# Converting QT files to WMV for web application



## digimanvt (Apr 3, 2006)

Hello all - 

Great site here...I wonder what took me so long to make this discovery? Excellent!

Ok, here's my question. I recently decided it was time for a website, other than the .mac site I have had for a year or so. I need to be able to offer my visitors the ability to view short video clips in both the QT format and I am thinking WMP format for those with PC's. The question then becomes how can I do the conversions myself? After searching google for a bit I come up with nothing. Or, are there people out there that can do the conversions for me? I don't want to spend much money on software that I will rarely use.

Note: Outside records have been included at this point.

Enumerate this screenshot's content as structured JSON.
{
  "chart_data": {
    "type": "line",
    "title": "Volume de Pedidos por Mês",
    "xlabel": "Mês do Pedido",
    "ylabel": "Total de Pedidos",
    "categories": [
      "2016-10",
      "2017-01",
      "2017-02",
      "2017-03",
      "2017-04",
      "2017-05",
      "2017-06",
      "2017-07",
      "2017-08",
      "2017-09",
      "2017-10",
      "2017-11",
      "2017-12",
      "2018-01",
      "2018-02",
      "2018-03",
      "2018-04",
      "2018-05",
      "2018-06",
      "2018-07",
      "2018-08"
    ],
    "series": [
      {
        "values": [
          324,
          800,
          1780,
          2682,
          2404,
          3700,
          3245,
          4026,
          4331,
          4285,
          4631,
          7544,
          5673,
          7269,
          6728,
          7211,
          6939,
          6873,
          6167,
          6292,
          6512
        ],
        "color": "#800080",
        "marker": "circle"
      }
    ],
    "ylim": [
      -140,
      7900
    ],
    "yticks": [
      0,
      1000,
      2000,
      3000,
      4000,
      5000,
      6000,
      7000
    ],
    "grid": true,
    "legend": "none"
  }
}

Any assistance will be greatly appreciated.

Thanks

Ross
aka
Digiman


----------



## mdnky (Apr 4, 2006)

The Flip4Mac studio (or higher) is the only thing I'm aware of, but it can get expensive.  You're better off utilizing a standard format like MPG, so that anyone can view them regardless of platform or OS.


----------



## Mikuro (Apr 4, 2006)

VLC can produce asf files using WMV2 video, but the only audio codecs it supports in ASF files are mp2, mp3, and A/52, none oh which are supported by the Mac version of WMP (if you open them, you'll just get the video). I assume they would work on Windows, though, but I have no way to test that.


----------